Allen pleaded guilty to involuntary manslaughter, having a weapon under disability and violating a protection order.

He later argued the trial court erred by accepting his plea and denying his pro se motion to withdraw it.

Allen claimed the court told him his child endangering charge was being dismissed, but then required him to admit he caused his son’s death “as a result of committing the offense of endangering a child.” He alleged the court’s explanation of the charges was not adequate.

However, 9th District Judge Lynne Callahan found Allen was adequately informed of the nature of the charges.

The appellate panel also affirmed Allen’s eight-year sentence.

At sentencing, Allen’s wife talked about the pain she felt about losing her son, called her husband a threat to society and asked the judge to consider his criminal history.

Allen said his defense attorney should have objected to his wife’s statements because they were inadmissible due to the spousal privilege.

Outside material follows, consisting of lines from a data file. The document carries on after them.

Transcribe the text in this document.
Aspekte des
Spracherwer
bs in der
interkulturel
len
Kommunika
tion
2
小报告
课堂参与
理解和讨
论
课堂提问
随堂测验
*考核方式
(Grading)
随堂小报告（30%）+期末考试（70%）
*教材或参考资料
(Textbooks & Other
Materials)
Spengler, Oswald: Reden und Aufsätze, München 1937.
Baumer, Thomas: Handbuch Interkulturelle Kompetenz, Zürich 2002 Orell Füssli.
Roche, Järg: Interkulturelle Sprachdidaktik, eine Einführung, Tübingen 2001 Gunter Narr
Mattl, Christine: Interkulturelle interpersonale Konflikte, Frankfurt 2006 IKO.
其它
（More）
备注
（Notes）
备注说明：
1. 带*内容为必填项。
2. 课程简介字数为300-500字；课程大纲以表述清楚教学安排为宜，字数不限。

However, Judge Callahan noted that the privilege does not prohibit a spouse from testifying about acts done against his or her child.

“Allen faced serious charges and there was little question of his guilt, given that his son shot himself in Allen’s vehicle with Allen’s gun,” she stated in her 3-0 opinion. “Allen’s guilty plea allowed him to avoid convictions on two third-degree felonies. Had he gone to trial on all of his charges, his sentence could have been considerably longer. Accordingly, even if his counsel should have objected to his wife’s statements, Allen has not shown that the error resulted in actual prejudice.”

Appellate judges Jennifer Hensal and Thomas Teodosio concurred.

The case is cited State v. Allen, 2017-Ohio-2831.